All remote host based attacks that take place in the Internet environment use existing network tools, clients and purposefully written software to penetrate remote hosts.
To aid the description the following example is used: Two hosts involved, A and B. Host A is a mail server running a buggy version of Sendmail MTA (Mail Transport Agent) which has a buffer overflow vulnerability. An attacker, operating from host B, has a script that connects to the Sendmail port and exploits the buffer overflow thus gaining the attacker root shell access to the remote machine, host A.

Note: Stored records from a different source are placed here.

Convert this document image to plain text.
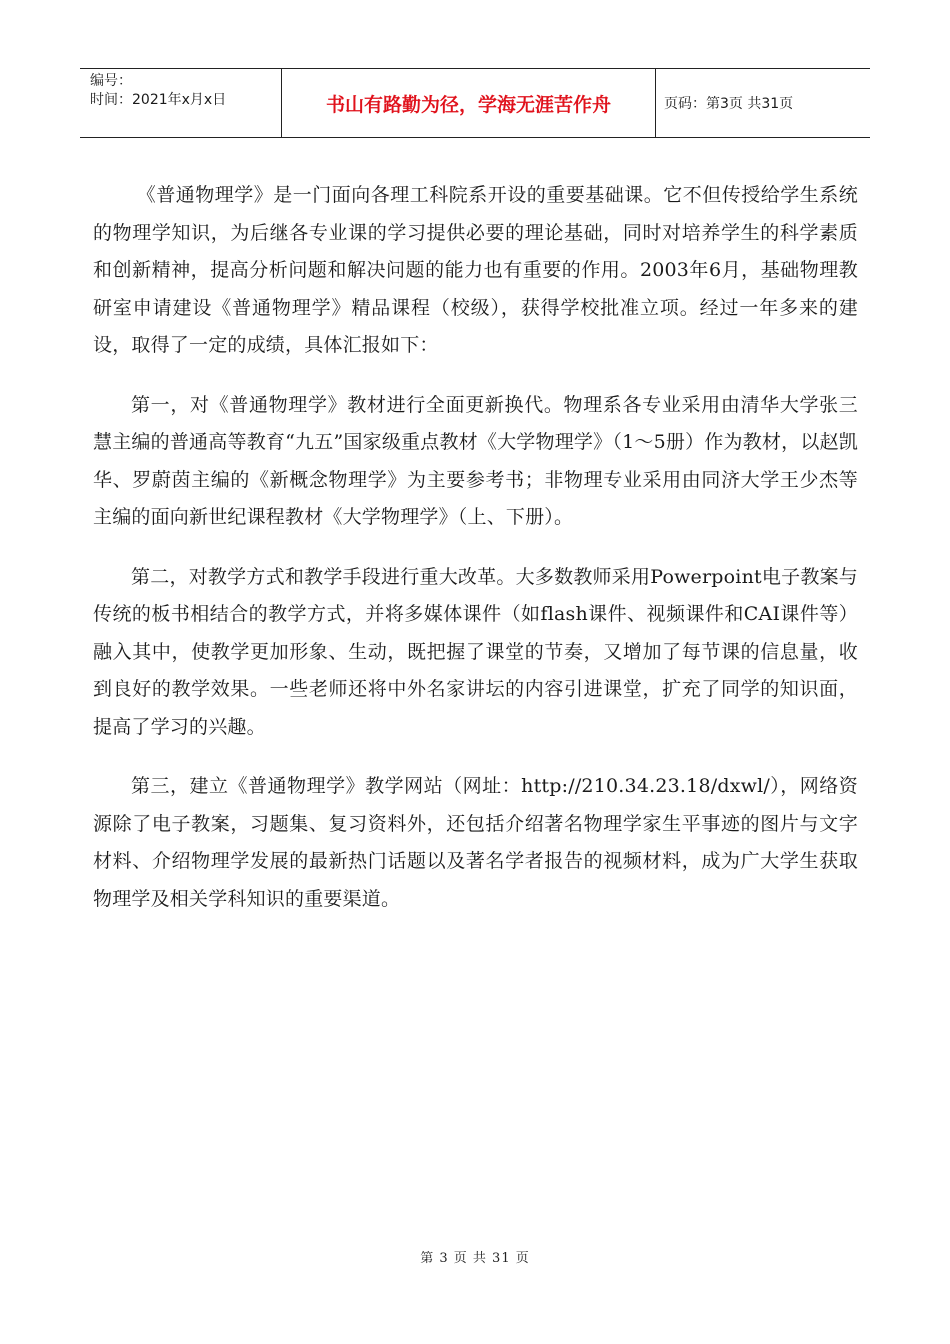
编号：
时间：2021年x月x日	书山有路勤为径，学海无涯苦作舟	页码：第3页 共31页

《普通物理学》是一门面向各理工科院系开设的重要基础课。它不但传授给学生系统的物理学知识，为后继各专业课的学习提供必要的理论基础，同时对培养学生的科学素质和创新精神，提高分析问题和解决问题的能力也有重要的作用。2003年6月，基础物理教研室申请建设《普通物理学》精品课程（校级），获得学校批准立项。经过一年多来的建设，取得了一定的成绩，具体汇报如下：

第一，对《普通物理学》教材进行全面更新换代。物理系各专业采用由清华大学张三慧主编的普通高等教育“九五”国家级重点教材《大学物理学》（1～5册）作为教材，以赵凯华、罗蔚茵主编的《新概念物理学》为主要参考书；非物理专业采用由同济大学王少杰等主编的面向新世纪课程教材《大学物理学》（上、下册）。

第二，对教学方式和教学手段进行重大改革。大多数教师采用Powerpoint电子教案与传统的板书相结合的教学方式，并将多媒体课件（如flash课件、视频课件和CAI课件等）融入其中，使教学更加形象、生动，既把握了课堂的节奏，又增加了每节课的信息量，收到良好的教学效果。一些老师还将中外名家讲坛的内容引进课堂，扩充了同学的知识面，提高了学习的兴趣。

第三，建立《普通物理学》教学网站（网址：http://210.34.23.18/dxwl/），网络资源除了电子教案，习题集、复习资料外，还包括介绍著名物理学家生平事迹的图片与文字材料、介绍物理学发展的最新热门话题以及著名学者报告的视频材料，成为广大学生获取物理学及相关学科知识的重要渠道。

第 3 页 共 31 页
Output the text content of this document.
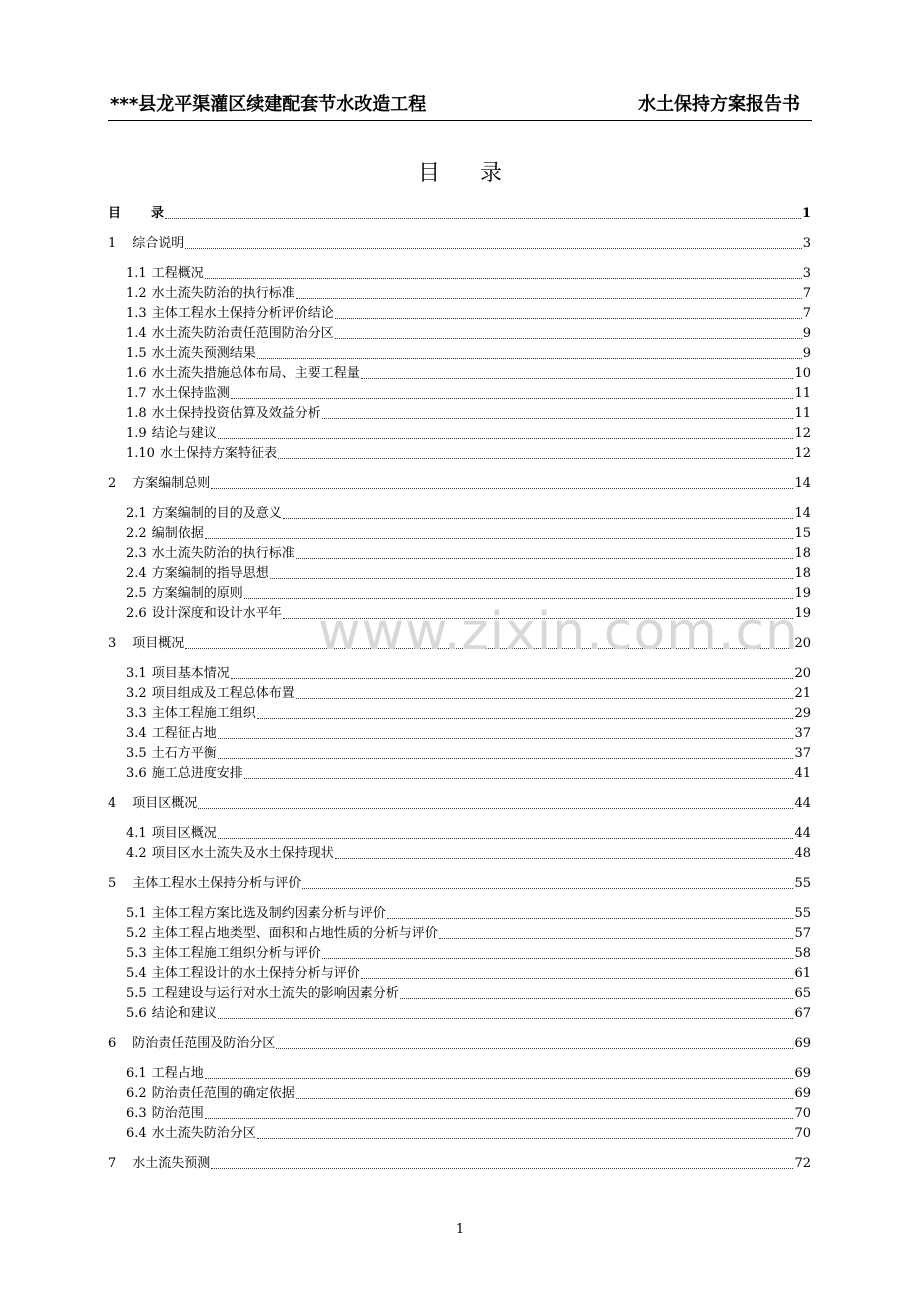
***县龙平渠灌区续建配套节水改造工程	水土保持方案报告书
目录
目 录	1
1 综合说明	3
1.1 工程概况	3
1.2 水土流失防治的执行标准	7
1.3 主体工程水土保持分析评价结论	7
1.4 水土流失防治责任范围防治分区	9
1.5 水土流失预测结果	9
1.6 水土流失措施总体布局、主要工程量	10
1.7 水土保持监测	11
1.8 水土保持投资估算及效益分析	11
1.9 结论与建议	12
1.10 水土保持方案特征表	12
2 方案编制总则	14
2.1 方案编制的目的及意义	14
2.2 编制依据	15
2.3 水土流失防治的执行标准	18
2.4 方案编制的指导思想	18
2.5 方案编制的原则	19
2.6 设计深度和设计水平年	19
3 项目概况	20
3.1 项目基本情况	20
3.2 项目组成及工程总体布置	21
3.3 主体工程施工组织	29
3.4 工程征占地	37
3.5 土石方平衡	37
3.6 施工总进度安排	41
4 项目区概况	44
4.1 项目区概况	44
4.2 项目区水土流失及水土保持现状	48
5 主体工程水土保持分析与评价	55
5.1 主体工程方案比选及制约因素分析与评价	55
5.2 主体工程占地类型、面积和占地性质的分析与评价	57
5.3 主体工程施工组织分析与评价	58
5.4 主体工程设计的水土保持分析与评价	61
5.5 工程建设与运行对水土流失的影响因素分析	65
5.6 结论和建议	67
6 防治责任范围及防治分区	69
6.1 工程占地	69
6.2 防治责任范围的确定依据	69
6.3 防治范围	70
6.4 水土流失防治分区	70
7 水土流失预测	72
www.zixin.com.cn
1
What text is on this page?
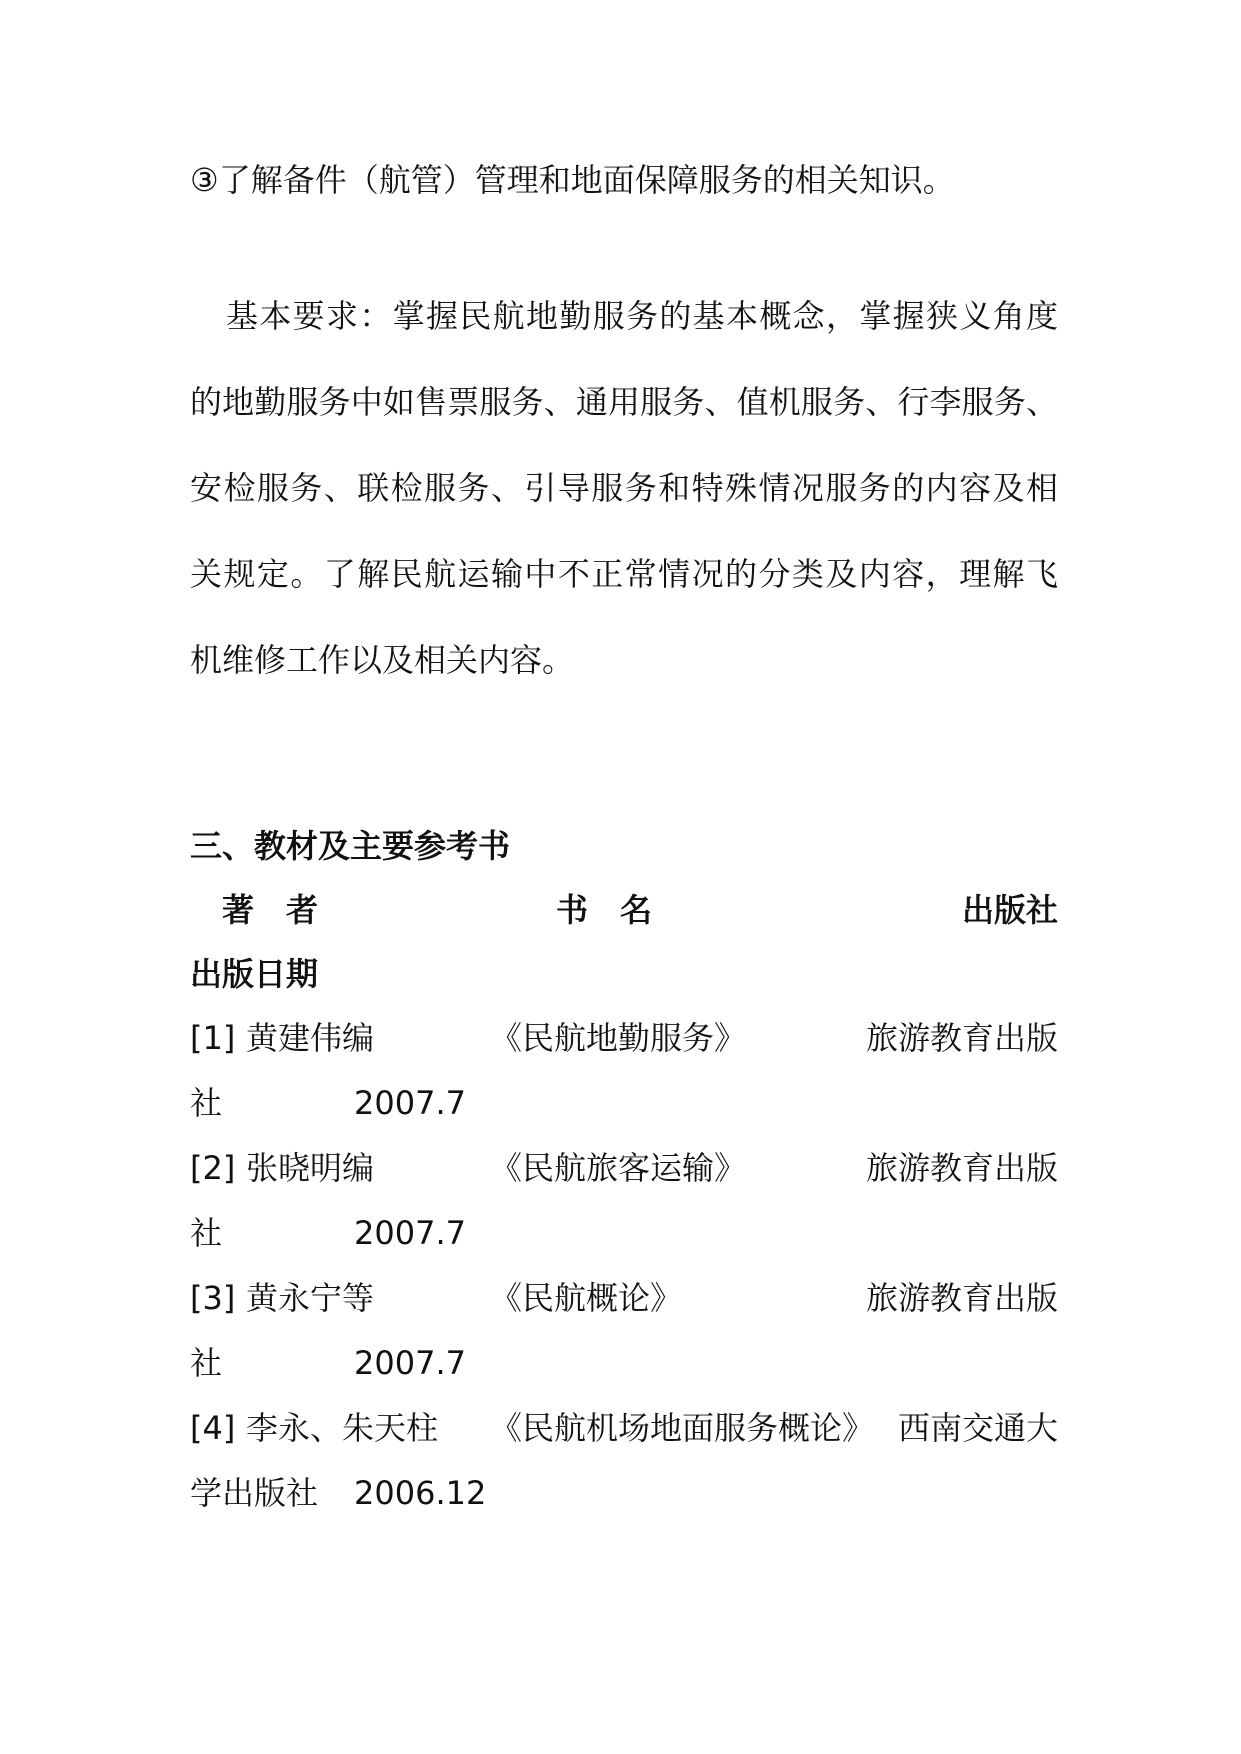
③了解备件（航管）管理和地面保障服务的相关知识。
基本要求：掌握民航地勤服务的基本概念，掌握狭义角度
的地勤服务中如售票服务、通用服务、值机服务、行李服务、
安检服务、联检服务、引导服务和特殊情况服务的内容及相
关规定。了解民航运输中不正常情况的分类及内容，理解飞
机维修工作以及相关内容。
三、教材及主要参考书
著　者	书　名	出版社
出版日期
[1] 黄建伟编	《民航地勤服务》	旅游教育出版
社	2007.7
[2] 张晓明编	《民航旅客运输》	旅游教育出版
社	2007.7
[3] 黄永宁等	《民航概论》	旅游教育出版
社	2007.7
[4] 李永、朱天柱 《民航机场地面服务概论》 西南交通大
学出版社 2006.12
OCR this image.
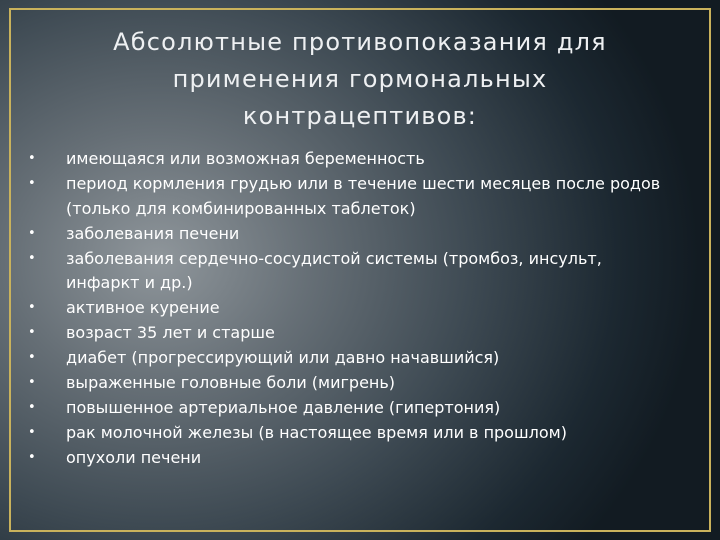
Абсолютные противопоказания для применения гормональных контрацептивов:
• имеющаяся или возможная беременность
• период кормления грудью или в течение шести месяцев после родов (только для комбинированных таблеток)
• заболевания печени
• заболевания сердечно-сосудистой системы (тромбоз, инсульт, инфаркт и др.)
• активное курение
• возраст 35 лет и старше
• диабет (прогрессирующий или давно начавшийся)
• выраженные головные боли (мигрень)
• повышенное артериальное давление (гипертония)
• рак молочной железы (в настоящее время или в прошлом)
• опухоли печени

Obeying the principle of least privilege, mandatory security policy of an system should be able to restrict network connections to only the processes that legitimately need them. In the above example, if such a policy was in place, the attacker's script would be denied the permission to establish connection with Sendmail on host A as the only software that needs to be able to communicate to remote MTAs are local MDA (Mail Delivery Agent) i.e. mail clients and local MTA used for relaying mail, if it exists. Furthermore, local MTA and MDA should not be allowed to establish network connections if destination port is different than 25 (mail exchange/delivery port) as they do not need the functionality for the correct operation. It is impossible to enable this sort of behavior by using the traditional firewall approach as the firewall software available can not be used to specify fine-grained enough policy which would make distinction between individual processes as needed. This is exactly where the IP Labeling model fits in, depicted in Figure 4.4.1.
Acronym IPL is used to mean IP Labeling in the rest of the text.